The rise and fall of Amazon’s in-house brands is, however, related to a defining part of the company’s story over the last 15 years. At the same time that Amazon was launching its own brands in popular product categories, it was aggressively recruiting outside sellers — merchants who operate storefronts on its platform and who pay fees to Amazon for selling, advertising, and in many cases warehousing and shipping their products, many from overseas — to invest in and market private-label brands of their own. Today, more than half of all sales made on Amazon flow through third-party sellers, the most successful of which market products under brands that exist solely on Amazon, of which there are at least hundreds of thousands, with utterly forgettable names.

The initial antitrust criticism of Amazon’s house brands was simple: A company with such comprehensive data about what products its customers are buying from outside brands and sellers would seem to have an unfair advantage in sourcing and marketing products of its own. The appearance of products in suddenly popular product categories fed the perception (which Amazon has consistently disputed) that the company was pursuing such a strategy. But on Amazon as it exists today, such a strategy, while still unfair to outside brands and sellers, is less relevant.

Sourcing, manufacturing, and marketing your own products — Amazon at one point disclosed that it sold 243,000 product variations of its own — is, even with the best proprietary data, expensive, labor intensive, and inherently risky. Amazon entered some of its most competitive categories and sold lots of stuff, but its focus on affordable products means margins were never going to be huge, and besides, the company had found a better arrangement in third-party sellers and their de facto Amazon brands. Rather than chasing ephemeral trends with long-lead manufacturing contracts, Amazon could let sellers do their own research and absorb those risks. Rather than committing its finite warehouse space and logistics capacity to store and ship its own products, Amazon could sell that space and capacity to sellers and get paid whether or not the products sold well.
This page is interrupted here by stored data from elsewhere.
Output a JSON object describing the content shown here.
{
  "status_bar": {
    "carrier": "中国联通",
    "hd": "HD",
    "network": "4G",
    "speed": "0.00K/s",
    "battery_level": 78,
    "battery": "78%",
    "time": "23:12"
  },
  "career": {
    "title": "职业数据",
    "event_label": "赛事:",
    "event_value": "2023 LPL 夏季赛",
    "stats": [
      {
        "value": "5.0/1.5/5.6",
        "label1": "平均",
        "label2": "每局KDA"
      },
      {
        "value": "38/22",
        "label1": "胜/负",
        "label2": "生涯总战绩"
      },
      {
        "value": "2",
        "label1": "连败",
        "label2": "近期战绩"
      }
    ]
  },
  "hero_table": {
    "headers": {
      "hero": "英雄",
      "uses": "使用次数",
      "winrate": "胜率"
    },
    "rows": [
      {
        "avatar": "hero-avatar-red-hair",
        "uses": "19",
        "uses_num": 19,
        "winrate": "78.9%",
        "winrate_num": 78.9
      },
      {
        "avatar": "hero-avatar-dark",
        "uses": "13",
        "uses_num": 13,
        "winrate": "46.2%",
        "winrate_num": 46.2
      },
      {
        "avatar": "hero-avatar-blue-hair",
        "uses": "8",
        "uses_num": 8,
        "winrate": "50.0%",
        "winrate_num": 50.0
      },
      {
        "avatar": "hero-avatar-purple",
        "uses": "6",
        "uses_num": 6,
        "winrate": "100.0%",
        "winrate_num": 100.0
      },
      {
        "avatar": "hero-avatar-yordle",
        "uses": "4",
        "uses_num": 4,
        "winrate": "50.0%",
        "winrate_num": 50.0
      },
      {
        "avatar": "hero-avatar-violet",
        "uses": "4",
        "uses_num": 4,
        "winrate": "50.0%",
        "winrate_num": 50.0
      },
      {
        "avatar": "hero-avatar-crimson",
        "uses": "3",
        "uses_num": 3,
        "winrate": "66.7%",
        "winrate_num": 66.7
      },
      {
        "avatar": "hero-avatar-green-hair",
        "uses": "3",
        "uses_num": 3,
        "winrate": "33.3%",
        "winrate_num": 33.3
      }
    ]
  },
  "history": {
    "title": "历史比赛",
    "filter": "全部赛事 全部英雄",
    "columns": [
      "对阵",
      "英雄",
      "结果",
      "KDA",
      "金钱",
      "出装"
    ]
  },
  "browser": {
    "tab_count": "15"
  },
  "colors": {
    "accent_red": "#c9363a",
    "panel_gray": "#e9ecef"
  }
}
Rather than taking up valuable storefront space — search results, category pages, ad units — with its own low-margin offerings, Amazon could let third-party sellers compete and pay it for advertising. One could make the case that most of Amazon’s house brands, which the company began cutting a few years ago, remain valuable mainly as concessions to offer to regulators. (Although the FTC, at least, seems plenty aware of the real sources of Amazon’s power circa 2023.)

At the same time that Amazon was pursuing the incremental advantages of store-brand merchandise, it was discovering the much larger advantages of turning itself into something less like a store and more like a marketplace with exclusive access to an unparalleled logistics operation. From the perspective of 2009, an Amazon filled with data-driven house brands selling alongside more recognizable products was a plausible and, for Amazon, hopeful prospect. It ended up with something weirder and more lucrative.